Question: How do I manage the pH of my soil when growing organically?
I was watering my girls tonight, and I mixed in a half strength dose of bloom nutes. So I test the PH and it is right in range, about 6.5. When I tested the runoff, it was really acidic at around 5.5.
What am I doing wrong, and how do I correct this?
Details about grow - 600W MH, Week 3 of veg, Roots Organic soil.
Answer: You don't need to worry about pH when growing organically if you've set things up properly, unless you notice actual pH problems with your plants.
pH management is much less important when growing organically than with other methods for growing marijuana.

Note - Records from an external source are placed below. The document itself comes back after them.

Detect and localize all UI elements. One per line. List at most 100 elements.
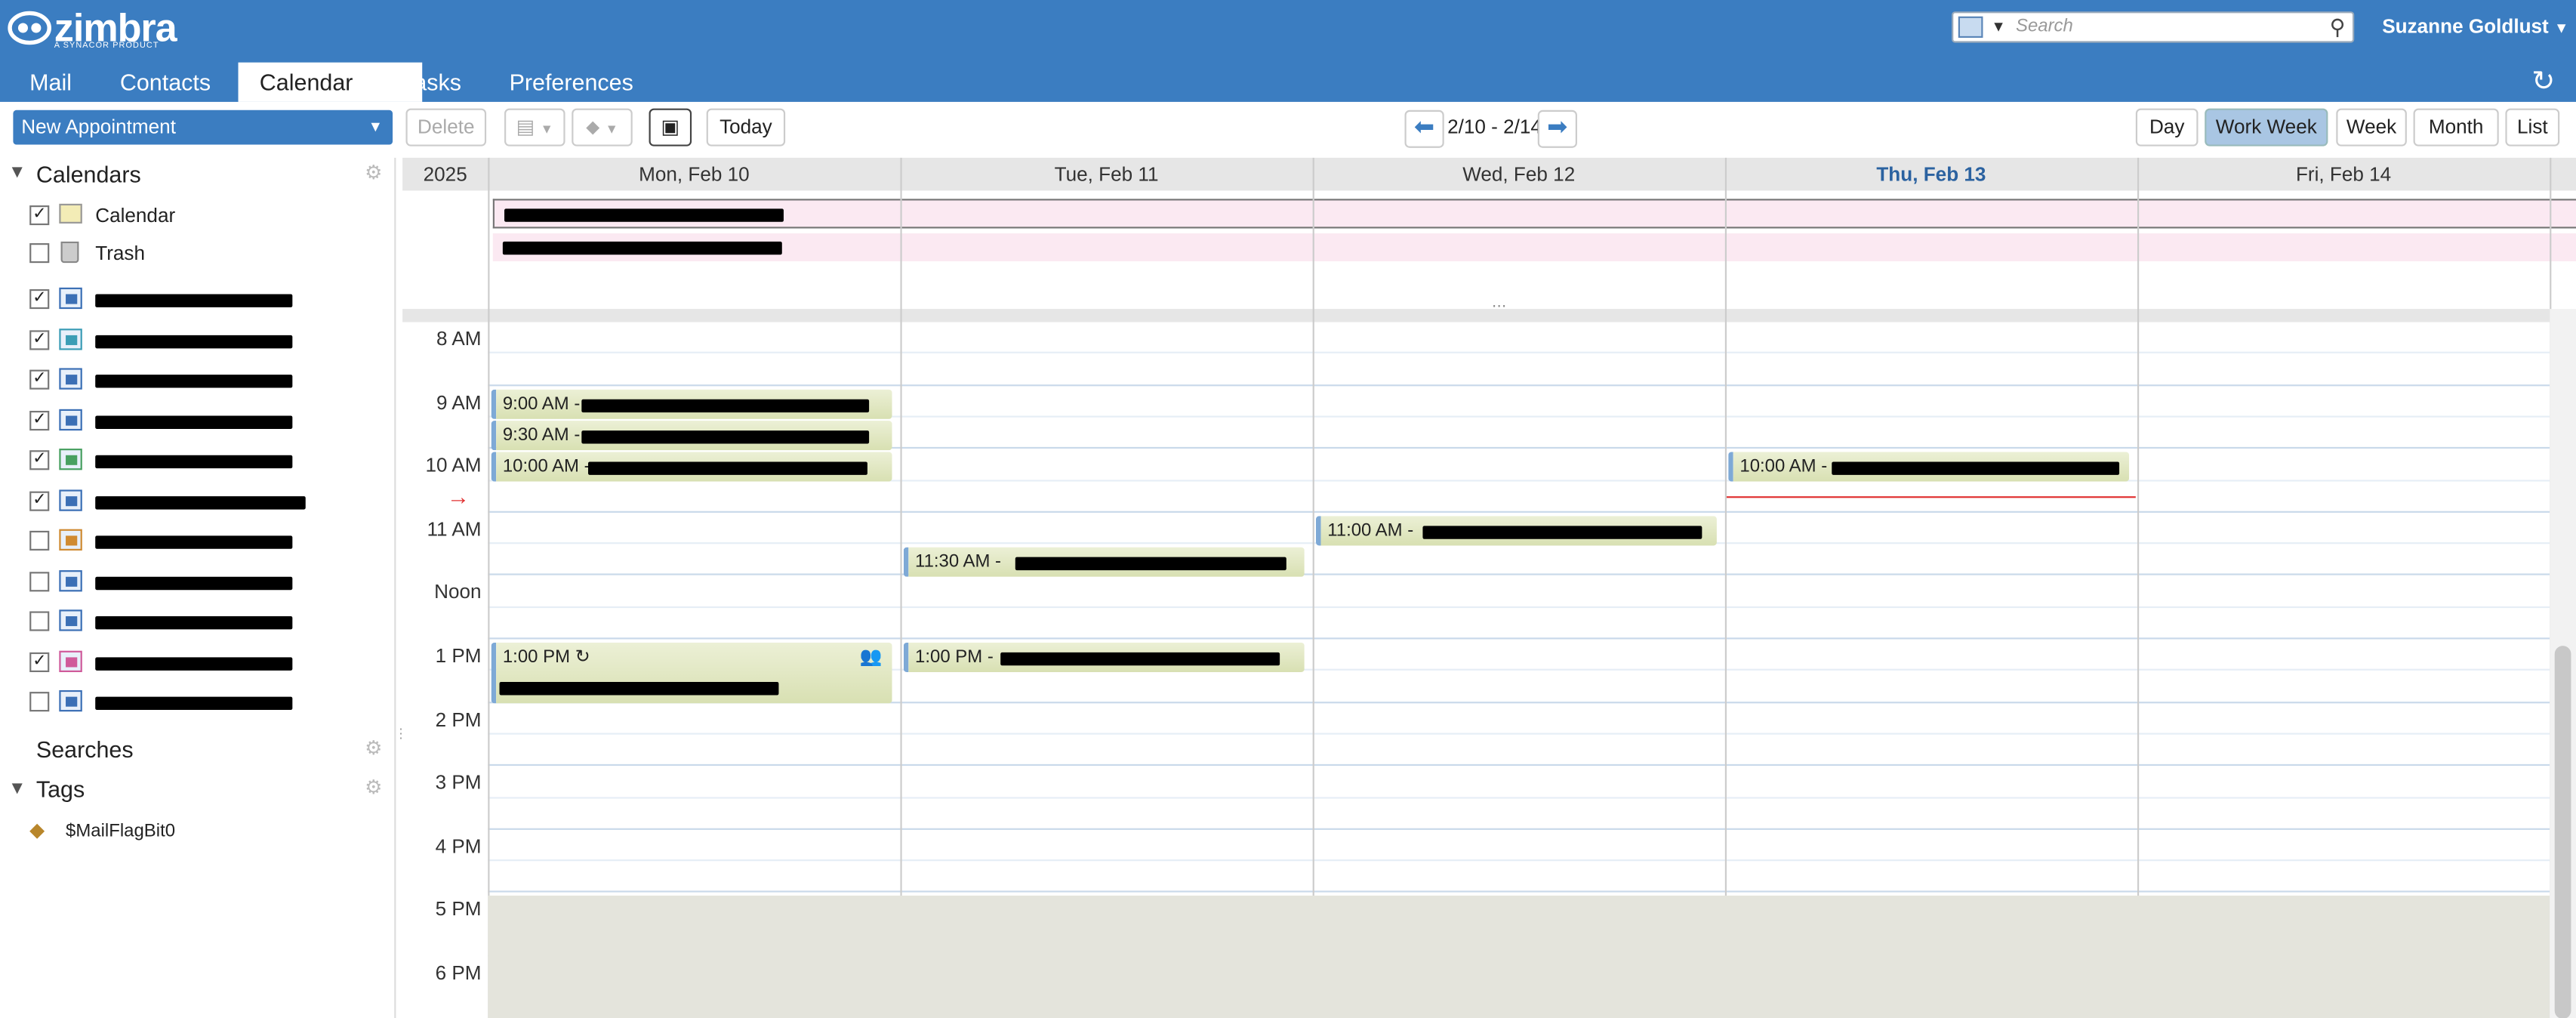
- print-button[interactable]: ▣: [649, 108, 692, 147]
- calendar-item-label: Trash: [95, 241, 145, 265]
- view-week-button[interactable]: Week: [2336, 108, 2407, 147]
- search-type-icon[interactable]: [1958, 16, 1983, 39]
- calendar-item-shared[interactable]: [29, 685, 358, 718]
- calendar-checkbox[interactable]: ✓: [29, 651, 50, 671]
- tab-mail[interactable]: Mail: [8, 63, 93, 102]
- calendar-checkbox[interactable]: ✓: [29, 205, 50, 226]
- app-logo-sub: A SYNACOR PRODUCT: [54, 41, 159, 51]
- calendar-item-shared[interactable]: [29, 564, 358, 597]
- calendar-item-shared[interactable]: ✓: [29, 403, 358, 437]
- chevron-down-icon: ▼: [2554, 20, 2569, 36]
- calendar-checkbox[interactable]: [29, 692, 50, 712]
- collapse-calendars-icon[interactable]: ▼: [8, 162, 26, 182]
- calendar-checkbox[interactable]: ✓: [29, 450, 50, 470]
- redacted-label: [95, 415, 293, 428]
- calendar-item-trash[interactable]: Trash: [29, 236, 358, 270]
- sidebar-resize-handle[interactable]: ⋮: [394, 727, 407, 740]
- half-hour-line: [488, 352, 2550, 354]
- all-day-event[interactable]: [492, 199, 2576, 229]
- day-column-divider: [900, 157, 902, 1018]
- appointment[interactable]: 11:30 AM -: [903, 547, 1305, 577]
- view-list-button[interactable]: List: [2505, 108, 2560, 147]
- appointment[interactable]: 10:00 AM -: [1728, 452, 2130, 482]
- appointment-time: 1:00 PM: [502, 647, 571, 668]
- today-button[interactable]: Today: [706, 108, 786, 147]
- tag-menu-button[interactable]: ⬥ ▼: [572, 108, 633, 147]
- scrollbar-thumb[interactable]: [2554, 646, 2571, 1018]
- day-header-mon[interactable]: Mon, Feb 10: [489, 158, 898, 191]
- view-day-button[interactable]: Day: [2135, 108, 2199, 147]
- appointment[interactable]: 10:00 AM -: [491, 452, 892, 482]
- shared-calendar-icon: [59, 649, 82, 671]
- calendar-item-shared[interactable]: ✓: [29, 282, 358, 316]
- appointment[interactable]: 9:30 AM -: [491, 421, 892, 451]
- hour-label: 11 AM: [427, 517, 482, 541]
- searches-gear-icon[interactable]: ⚙: [365, 736, 382, 759]
- appointment-time: 1:00 PM -: [915, 647, 994, 668]
- tags-gear-icon[interactable]: ⚙: [365, 776, 382, 798]
- calendar-item-shared[interactable]: ✓: [29, 363, 358, 396]
- all-day-divider[interactable]: [402, 309, 2550, 322]
- calendar-item-shared[interactable]: [29, 524, 358, 557]
- calendar-checkbox[interactable]: ✓: [29, 329, 50, 350]
- hour-line: [488, 511, 2550, 513]
- search-icon[interactable]: ⚲: [2330, 15, 2346, 42]
- previous-week-arrow-icon[interactable]: ⬅: [1404, 110, 1444, 148]
- print-menu-button[interactable]: ▤ ▼: [504, 108, 565, 147]
- day-column-divider: [488, 157, 490, 1018]
- day-header-wed[interactable]: Wed, Feb 12: [1314, 158, 1724, 191]
- all-day-event[interactable]: [492, 233, 2576, 261]
- hour-label: 6 PM: [435, 961, 482, 985]
- calendar-checkbox[interactable]: ✓: [29, 490, 50, 511]
- appointment[interactable]: 9:00 AM -: [491, 389, 892, 419]
- calendar-checkbox[interactable]: ✓: [29, 369, 50, 390]
- tab-tasks[interactable]: Tasks: [381, 63, 482, 102]
- calendar-item-shared[interactable]: ✓: [29, 444, 358, 477]
- user-menu[interactable]: Suzanne Goldlust ▼: [2382, 15, 2568, 38]
- tab-contacts[interactable]: Contacts: [99, 63, 233, 102]
- new-appointment-button[interactable]: New Appointment ▼: [13, 110, 393, 145]
- appointment-time: 9:00 AM -: [502, 394, 581, 415]
- calendar-item-calendar[interactable]: ✓ Calendar: [29, 199, 358, 232]
- appointment[interactable]: 1:00 PM ↻ 👥: [491, 642, 892, 704]
- calendar-checkbox[interactable]: [29, 611, 50, 631]
- shared-calendar-icon: [59, 368, 82, 390]
- collapse-tags-icon[interactable]: ▼: [8, 779, 26, 798]
- view-work-week-button[interactable]: Work Week: [2205, 108, 2328, 147]
- chevron-down-icon[interactable]: ▼: [1991, 18, 2005, 35]
- tags-title: Tags: [35, 776, 85, 802]
- tag-item-label[interactable]: $MailFlagBit0: [66, 822, 175, 841]
- view-month-button[interactable]: Month: [2413, 108, 2499, 147]
- day-header-thu[interactable]: Thu, Feb 13: [1727, 158, 2136, 191]
- calendar-item-shared[interactable]: [29, 605, 358, 638]
- calendar-item-shared[interactable]: ✓: [29, 323, 358, 356]
- day-header-tue[interactable]: Tue, Feb 11: [902, 158, 1311, 191]
- search-input[interactable]: Search: [2016, 17, 2073, 36]
- calendar-checkbox[interactable]: [29, 530, 50, 551]
- search-box[interactable]: ▼ Search ⚲: [1952, 11, 2355, 43]
- calendar-item-shared[interactable]: ✓: [29, 645, 358, 678]
- day-header-fri[interactable]: Fri, Feb 14: [2139, 158, 2548, 191]
- appointment[interactable]: 11:00 AM -: [1315, 516, 1717, 546]
- calendar-checkbox[interactable]: ✓: [29, 409, 50, 430]
- chevron-down-icon[interactable]: ▼: [368, 110, 383, 145]
- calendar-checkbox[interactable]: ✓: [29, 288, 50, 310]
- user-name: Suzanne Goldlust: [2382, 14, 2549, 39]
- appointment-time: 10:00 AM -: [1739, 456, 1828, 477]
- redacted-label: [95, 455, 293, 469]
- appointment[interactable]: 1:00 PM -: [903, 642, 1305, 672]
- delete-button[interactable]: Delete: [405, 108, 487, 147]
- trash-checkbox[interactable]: [29, 243, 50, 264]
- hour-label: 5 PM: [435, 897, 482, 921]
- resize-handle-icon[interactable]: ⋯: [1492, 298, 1507, 316]
- next-week-arrow-icon[interactable]: ➡: [1537, 110, 1577, 148]
- refresh-icon[interactable]: ↻: [2531, 66, 2555, 99]
- redacted-label: [95, 575, 293, 590]
- hour-label: 9 AM: [436, 390, 482, 414]
- shared-calendar-icon: [59, 609, 82, 631]
- hour-line: [488, 384, 2550, 386]
- tab-preferences[interactable]: Preferences: [488, 63, 655, 102]
- calendars-gear-icon[interactable]: ⚙: [365, 161, 382, 184]
- calendar-checkbox[interactable]: [29, 571, 50, 591]
- calendar-item-shared[interactable]: ✓: [29, 484, 358, 517]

Learn how to make organic super soil (custom-formulated for cannabis plants - for those who take organic growing seriously)
When growing marijuana organically, you depend on your soil and the humates it contains to automatically buffer your pH.
Unless you are noticing actual symptoms of nutrient lockout (nutrient deficiencies) than pH adjustment is probably not necessary.
In general with organic growing, it's recommended you do not adjust or try to manage pH until you know something is wrong. In organic growing "if it ain't broke don't fix it."
If you do need to adjust the pH because you are noticing nutrient lockout on your plants, than you should use an organic source.
Organic "pH Down"
- Earth Juice Natural pH Down
Organic "pH Up"
- baking soda
- Earth Juice Natural pH Up
Note: Dolomite Lime acts as a natural pH buffer and will help keep the pH constant when added to your soil. It can also help correct acidic soil up to a certain point. If you already know your pH is too low, try to find the powdered dolomite lime, as the larger chunks take longer to break down. The larger chunks should be okay if you're just looking for a pH buffer.
Using an inorganic pH adjuster (like the pH Up and Down that come with most pH adjustment kits, for example the General Hydroponics pH kit) will actually damage your microherd (beneficial bacteria) and can set your plants back as far as nutrient breakdown / absorption is concerned.